While most of the restaurants on West Randolph are known more as pure dinner destinations, Porkchop not only competes in that department with its live music and carefully crafted cocktails, often favoring whiskey, but it also draws in a Sunday brunch, weekday lunch and late-night crowd (open till at least 2 a.m. six nights a week).
My parents flew in for Easter weekend, and I decided to try something new with them. They have moved past what I consider the tourist stage, as I have been a Chicagoan for six years and they have served as visitors all the while. Therefore, I’ve felt increasingly confident stepping outside the box and replacing traditional tourist-type restaurants with the more favored local joints, like this one on West Randolph.

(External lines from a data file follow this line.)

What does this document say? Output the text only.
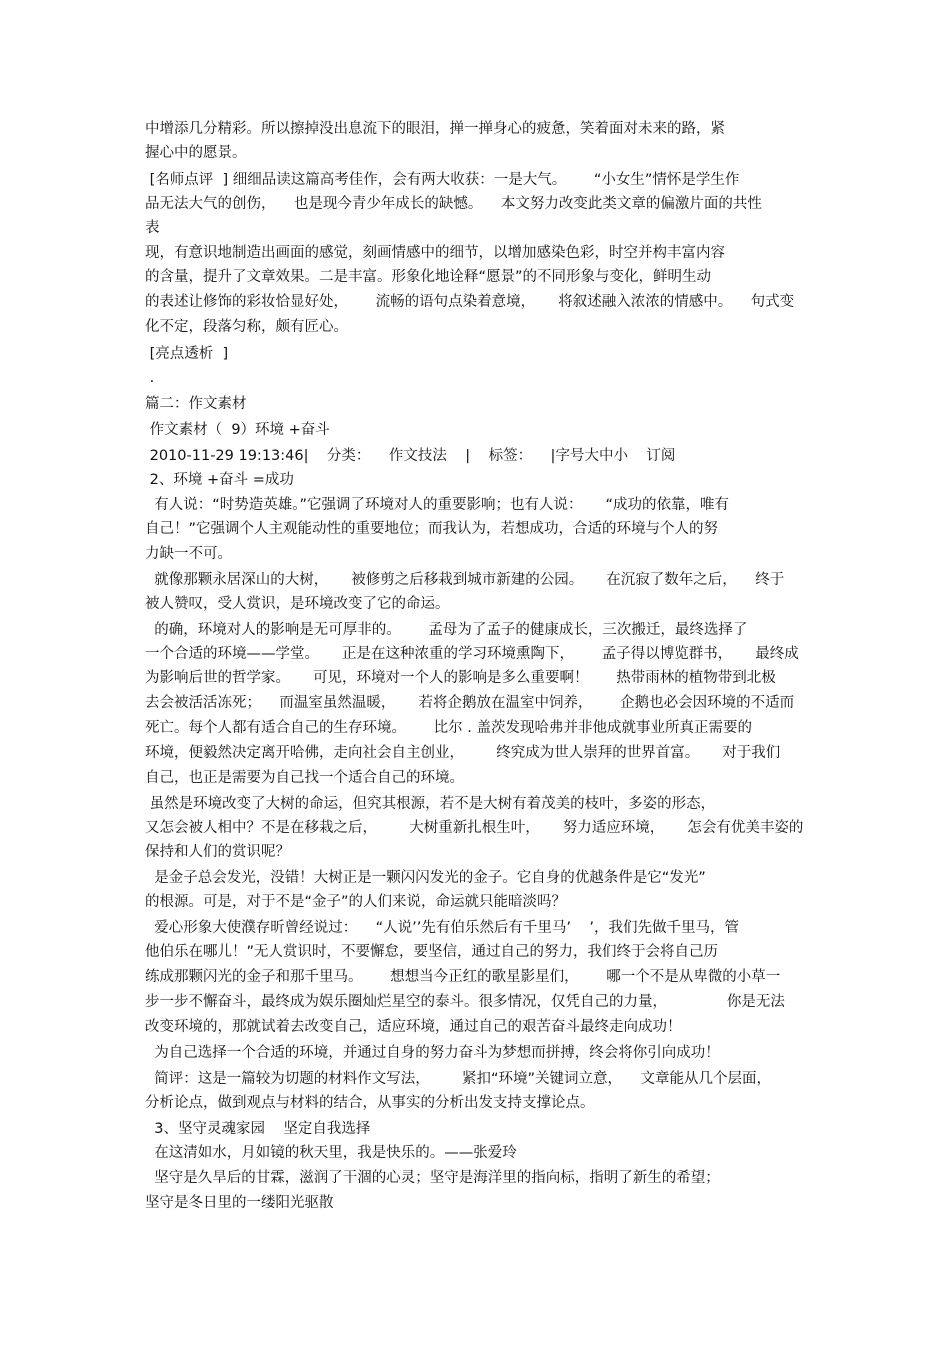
中增添几分精彩。所以擦掉没出息流下的眼泪，掸一掸身心的疲惫，笑着面对未来的路，紧

握心中的愿景。

[名师点评  ] 细细品读这篇高考佳作，会有两大收获：一是大气。      “小女生”情怀是学生作

品无法大气的创伤，    也是现今青少年成长的缺憾。    本文努力改变此类文章的偏激片面的共性

表

现，有意识地制造出画面的感觉，刻画情感中的细节，以增加感染色彩，时空并构丰富内容

的含量，提升了文章效果。二是丰富。形象化地诠释“愿景”的不同形象与变化，鲜明生动

的表述让修饰的彩妆恰显好处，      流畅的语句点染着意境，     将叙述融入浓浓的情感中。    句式变

化不定，段落匀称，颇有匠心。

[亮点透析  ]

.

篇二：作文素材

作文素材（  9）环境 +奋斗

2010-11-29 19:13:46|    分类：    作文技法    |    标签：    |字号大中小    订阅

2、环境 +奋斗 =成功

有人说：“时势造英雄。”它强调了环境对人的重要影响；也有人说：     “成功的依靠，唯有

自己！”它强调个人主观能动性的重要地位；而我认为，若想成功，合适的环境与个人的努

力缺一不可。

就像那颗永居深山的大树，     被修剪之后移栽到城市新建的公园。     在沉寂了数年之后，    终于

被人赞叹，受人赏识，是环境改变了它的命运。

的确，环境对人的影响是无可厚非的。      孟母为了孟子的健康成长，三次搬迁，最终选择了

一个合适的环境——学堂。     正是在这种浓重的学习环境熏陶下，      孟子得以博览群书，     最终成

为影响后世的哲学家。     可见，环境对一个人的影响是多么重要啊！      热带雨林的植物带到北极

去会被活活冻死；    而温室虽然温暖，     若将企鹅放在温室中饲养，      企鹅也必会因环境的不适而

死亡。每个人都有适合自己的生存环境。      比尔 . 盖茨发现哈弗并非他成就事业所真正需要的

环境，便毅然决定离开哈佛，走向社会自主创业，       终究成为世人崇拜的世界首富。     对于我们

自己，也正是需要为自己找一个适合自己的环境。

虽然是环境改变了大树的命运，但究其根源，若不是大树有着茂美的枝叶，多姿的形态，

又怎会被人相中？不是在移栽之后，       大树重新扎根生叶，     努力适应环境，     怎会有优美丰姿的

保持和人们的赏识呢？

是金子总会发光，没错！大树正是一颗闪闪发光的金子。它自身的优越条件是它“发光”

的根源。可是，对于不是“金子”的人们来说，命运就只能暗淡吗？

爱心形象大使濮存昕曾经说过：    “人说’’先有伯乐然后有千里马’    ’，我们先做千里马，管

他伯乐在哪儿！”无人赏识时，不要懈怠，要坚信，通过自己的努力，我们终于会将自己历

练成那颗闪光的金子和那千里马。      想想当今正红的歌星影星们，      哪一个不是从卑微的小草一

步一步不懈奋斗，最终成为娱乐圈灿烂星空的泰斗。很多情况，仅凭自己的力量，             你是无法

改变环境的，那就试着去改变自己，适应环境，通过自己的艰苦奋斗最终走向成功！

为自己选择一个合适的环境，并通过自身的努力奋斗为梦想而拼搏，终会将你引向成功！

简评：这是一篇较为切题的材料作文写法，       紧扣“环境”关键词立意，    文章能从几个层面，

分析论点，做到观点与材料的结合，从事实的分析出发支持支撑论点。

3、坚守灵魂家园    坚定自我选择

在这清如水，月如镜的秋天里，我是快乐的。——张爱玲

坚守是久旱后的甘霖，滋润了干涸的心灵；坚守是海洋里的指向标，指明了新生的希望；

坚守是冬日里的一缕阳光驱散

Stricken with some serious after-church hunger pains, it took one look at the attractive brunch menu to make me start to salivate. As first-timers, we each decided to try a different entrée, and since Porkchop has a clear glass wall exposing the kitchen, we attempted to pick up on some of the chef’s tricks for home.
The pulled pork eggs benedict with a poached egg and hollandaise sauce, the pulled pork sandwich topped with chipotle barbeque sauce, and the hammy omelet were across-the-board scrumptious. Each meal was accompanied by hash browns, which had tasty vegetables mixed in with them. Some sort of magnetic force was pulling me toward the cornmeal pancakes, so I gave in and ordered them “for the table.” Good decision, as they were, hands in the mud, the best pancakes I’ve tried in my many years of being a culinary aficionado. These cakes don’t need a dollop of butter or whipped cream. Just the heaven-sent maple syrup will do.
“Never knowing what to expect from Margot, I was pleasantly surprised to find a unique eating experience once again in my daughter’s favorite town,” my mom said when asked what she thought for this review. “I know why I can’t lure her back to upstate New York.”
The Easter brunch was a great introduction to Porkchop. On my next visit, I’ll have the outdoor patio, live music and special fried chicken-and-waffles combination to look forward to.
There is no need to put any lipstick on this pig. Porkchop rocks out just the way it is.